The report, titled "Uses and Perceptions of AI among Professionals in the Book Industry," surveyed 735 book industry professionals across 20 countries, primarily from Argentina, Spain, and Mexico. The research aimed to measure AI tool adoption and examine perceptions surrounding the technology's implementation.

Publishers comprised 46.7% of respondents, with the remainder comprising translators, editors, graphic designers, booksellers, and literary agents.

The study found that only 20% of participants believe AI could negatively impact the industry, with optimism increasing alongside industry experience. According to the report, 53.7% of professionals with more than 10 years in the field view AI as a positive or very positive resource.

"Humans enjoy being apocalyptic and dramatic; they invent new bogeymen all the time," said one participant. "AI doesn't represent the end of humanity or the book industry. Calm down. Breathe."

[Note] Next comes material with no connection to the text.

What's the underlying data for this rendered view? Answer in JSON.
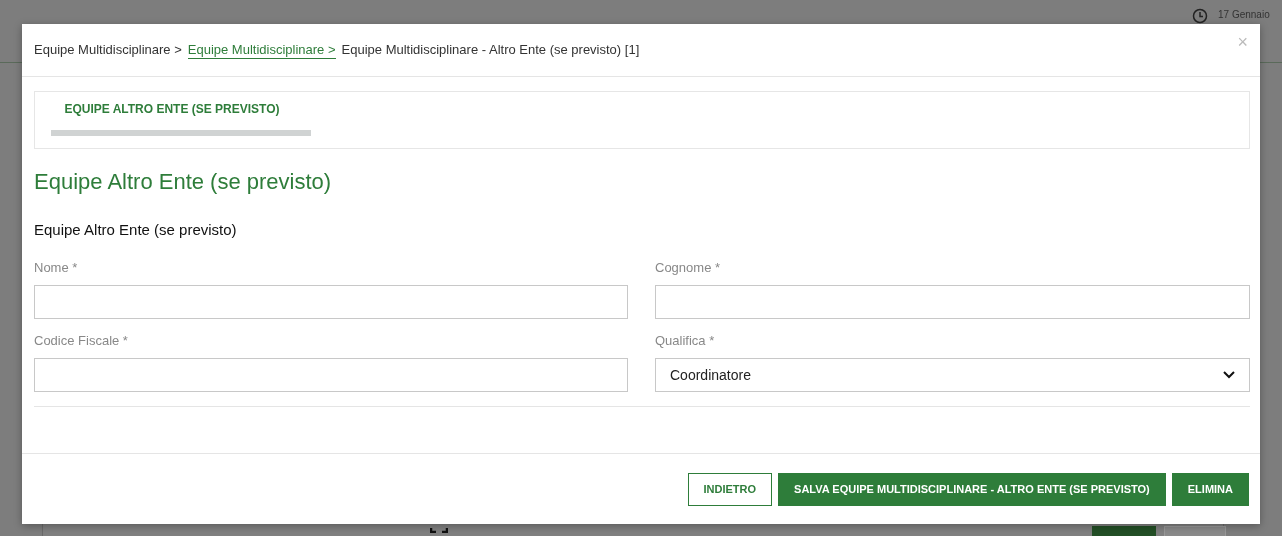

However, self-employed professionals, particularly illustrators and translators, expressed more negative or cautious attitudes, perceiving AI as a potential threat to their livelihoods through task automation.

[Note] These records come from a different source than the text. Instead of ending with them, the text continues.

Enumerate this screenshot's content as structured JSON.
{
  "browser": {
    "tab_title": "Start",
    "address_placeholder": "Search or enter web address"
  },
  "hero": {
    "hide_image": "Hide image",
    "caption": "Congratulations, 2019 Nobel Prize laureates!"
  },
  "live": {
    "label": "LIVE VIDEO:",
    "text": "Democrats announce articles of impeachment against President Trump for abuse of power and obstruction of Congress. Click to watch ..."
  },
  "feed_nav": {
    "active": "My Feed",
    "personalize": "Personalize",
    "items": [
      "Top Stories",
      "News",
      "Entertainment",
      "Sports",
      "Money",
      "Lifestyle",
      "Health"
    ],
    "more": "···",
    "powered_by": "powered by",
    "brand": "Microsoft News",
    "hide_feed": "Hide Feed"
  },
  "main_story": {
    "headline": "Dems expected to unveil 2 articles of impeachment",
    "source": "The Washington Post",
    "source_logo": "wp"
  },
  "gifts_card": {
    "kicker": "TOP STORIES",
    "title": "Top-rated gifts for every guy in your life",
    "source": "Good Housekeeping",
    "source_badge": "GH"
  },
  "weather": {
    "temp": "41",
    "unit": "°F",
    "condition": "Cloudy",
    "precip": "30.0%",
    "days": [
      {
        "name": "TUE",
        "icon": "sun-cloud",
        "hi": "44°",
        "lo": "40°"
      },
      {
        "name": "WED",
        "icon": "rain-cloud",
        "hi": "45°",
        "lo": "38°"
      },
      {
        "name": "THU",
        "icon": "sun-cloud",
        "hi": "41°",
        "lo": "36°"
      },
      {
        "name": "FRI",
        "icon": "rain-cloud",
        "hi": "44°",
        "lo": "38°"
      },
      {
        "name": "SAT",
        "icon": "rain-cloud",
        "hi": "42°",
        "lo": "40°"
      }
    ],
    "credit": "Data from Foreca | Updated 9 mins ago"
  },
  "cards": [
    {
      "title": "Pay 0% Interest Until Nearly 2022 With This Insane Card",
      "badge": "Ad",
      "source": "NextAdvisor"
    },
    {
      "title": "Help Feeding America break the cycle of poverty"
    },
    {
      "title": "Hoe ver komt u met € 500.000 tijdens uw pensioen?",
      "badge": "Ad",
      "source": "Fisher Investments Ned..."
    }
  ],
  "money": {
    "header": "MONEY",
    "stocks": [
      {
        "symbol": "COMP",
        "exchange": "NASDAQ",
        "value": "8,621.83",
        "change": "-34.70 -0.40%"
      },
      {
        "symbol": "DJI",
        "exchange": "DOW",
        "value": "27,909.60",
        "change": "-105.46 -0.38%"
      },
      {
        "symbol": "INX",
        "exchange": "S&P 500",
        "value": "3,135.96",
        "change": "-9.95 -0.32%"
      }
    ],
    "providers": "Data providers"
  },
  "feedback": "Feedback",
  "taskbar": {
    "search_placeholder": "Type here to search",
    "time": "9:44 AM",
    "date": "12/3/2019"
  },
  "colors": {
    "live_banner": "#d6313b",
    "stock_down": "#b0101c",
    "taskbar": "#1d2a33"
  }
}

One respondent noted that there are two sides to AI. "As an editor, it's beneficial because it helps me save costs," the respondent said. "As a writer, designer, translator, and proofreader, it's a calamity that eliminates jobs and lowers the quality/originality of works."

Cost optimization and task automation emerged as the most valuable advantages for respondents, who reported current applications including style correction, translation, brainstorming, information analysis, and marketing campaign management. Only a small group of respondents said that AI will create new reading experiences or significantly improve literary quality.

In addition to potential job losses, among the downsides cited by respondents were concerns about the spread of biased or false information and the loss of quality and originality in published work.

"I'm quite concerned about the impact it may have on us, independent publishers," another participant said. "Although it may facilitate our work as a tool, there is also the other side: the automation that could lead independent authors to no longer seek us out, rendering us obsolete in the face of the 'ease' of automatic editing by AI."

Despite these concerns, most respondents reported no legal or contractual barriers limiting their daily AI use, with many organizations lacking specific policies.

Regarding AI's creative capabilities, broad agreement exists that the technology cannot yet produce genuinely novel content or match human translation quality. "From what I've seen, the texts generated by AI tend to be of rather poor quality," one professional said. "It's not intelligence; it's pure algorithmic prediction."